The release of The Divide comes at a time when Taibbi is helping launch a new digital magazine for Pierre Omidyar's First Look Media that will focus on Taibbi's bailiwick of financial and political corruption. Taibbi tells The Week that the new enterprise — no word on the official launch date yet — will see him serve as the editor-in-chief, but he'll be reporting and writing as well.
Its tone won't exactly resemble that of his usual searing takedowns, but will be a tad puckish. "It'll be sort of the same approach as The Daily Show," he says.

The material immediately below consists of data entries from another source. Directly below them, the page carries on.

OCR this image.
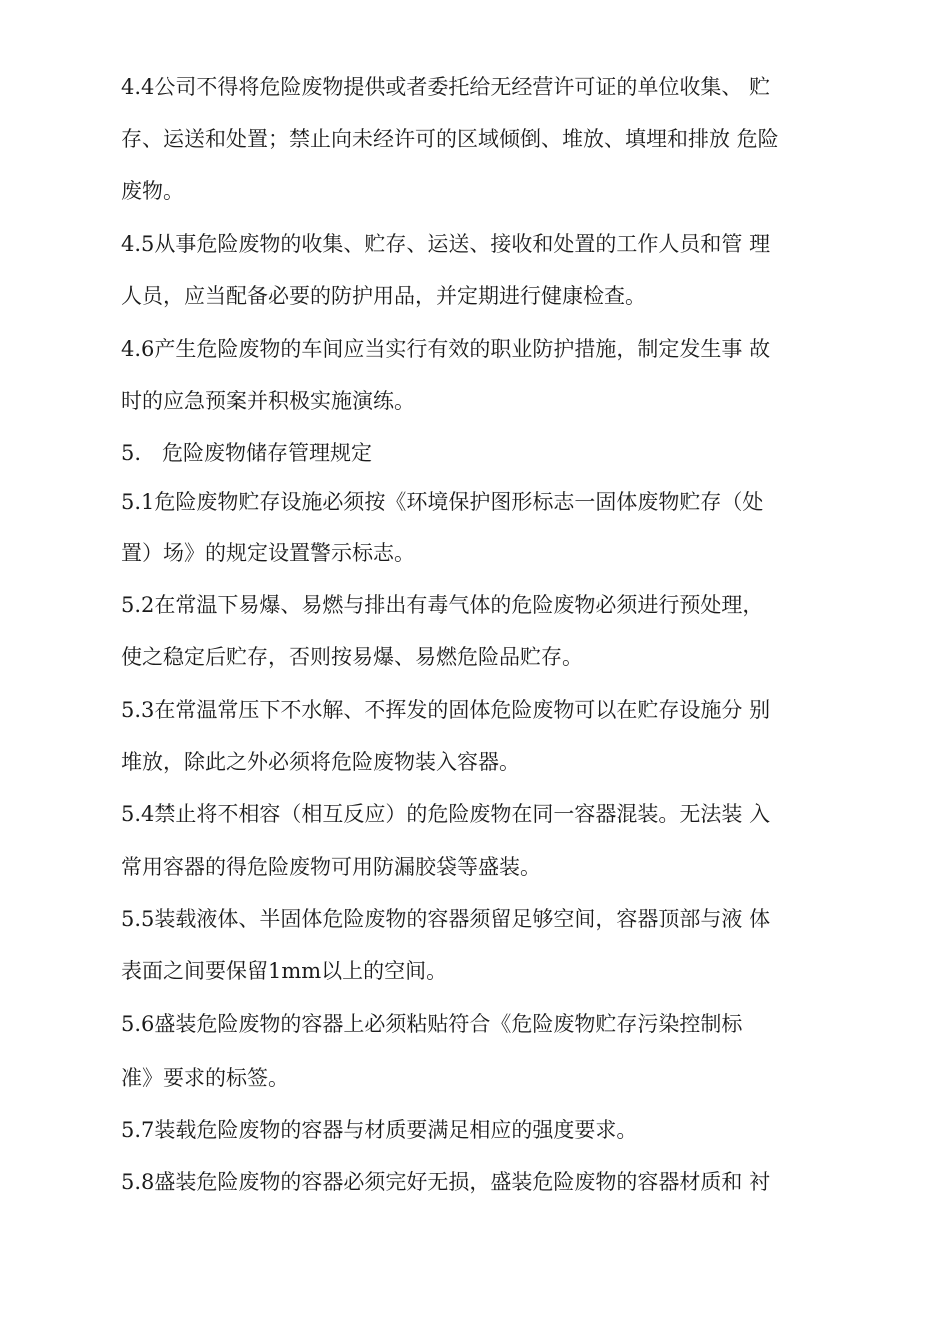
4.4公司不得将危险废物提供或者委托给无经营许可证的单位收集、 贮
存、运送和处置；禁止向未经许可的区域倾倒、堆放、填埋和排放 危险
废物。
4.5从事危险废物的收集、贮存、运送、接收和处置的工作人员和管 理
人员，应当配备必要的防护用品，并定期进行健康检查。
4.6产生危险废物的车间应当实行有效的职业防护措施，制定发生事 故
时的应急预案并积极实施演练。
5.　危险废物储存管理规定
5.1危险废物贮存设施必须按《环境保护图形标志一固体废物贮存（处
置）场》的规定设置警示标志。
5.2在常温下易爆、易燃与排出有毒气体的危险废物必须进行预处理，
使之稳定后贮存，否则按易爆、易燃危险品贮存。
5.3在常温常压下不水解、不挥发的固体危险废物可以在贮存设施分 别
堆放，除此之外必须将危险废物装入容器。
5.4禁止将不相容（相互反应）的危险废物在同一容器混装。无法装 入
常用容器的得危险废物可用防漏胶袋等盛装。
5.5装载液体、半固体危险废物的容器须留足够空间，容器顶部与液 体
表面之间要保留1mm以上的空间。
5.6盛装危险废物的容器上必须粘贴符合《危险废物贮存污染控制标
准》要求的标签。
5.7装载危险废物的容器与材质要满足相应的强度要求。
5.8盛装危险废物的容器必须完好无损，盛装危险废物的容器材质和 衬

"A journalist, though, does have to keep in touch with his sense of outrage — I'd call it a critically important element to do this job correctly," he says. "It does happen to people, where you get corruption fatigue, and it happened to me in this instance a little (with The Divide). I read about a welfare mom who lost her kids because of a welfare fraud case — a small case. But we wouldn't consider that (former Countrywide CEO) Angelo Mozilo should lose his kids, even though he created the biggest fraud case in the history of the world. So, somebody out there is getting screwed."
As completely as he has immersed himself in covering and understanding Wall Street and its various financial scandals, it might seem surprising to hear that Taibbi says it actually all began by accident.
"Up to that point, I was basically a political humorist, making trenchant remarks and that sort of thing," Taibbi says. "During the 2008 election season, that happened to be the time when the economy melted. I remember trying to understand what was happening, and none of the coverage made any sense. Underneath the dumb and superficial surface of this left-right, adolescent schoolyard fight we have, it struck me that when the crash happened — 'This is it. This is the complicated stuff that I was sure had been there the whole time.'"
He has some advice for young, aspiring journalists: at the top of the list, go overseas.
"It's great life experience, you'll have fun and you get a different perspective on the world and learn how the world works," he said. "You need to be able to instantly diagnose and understand situations, and it's impossible to do that if you only have your own way of looking at things."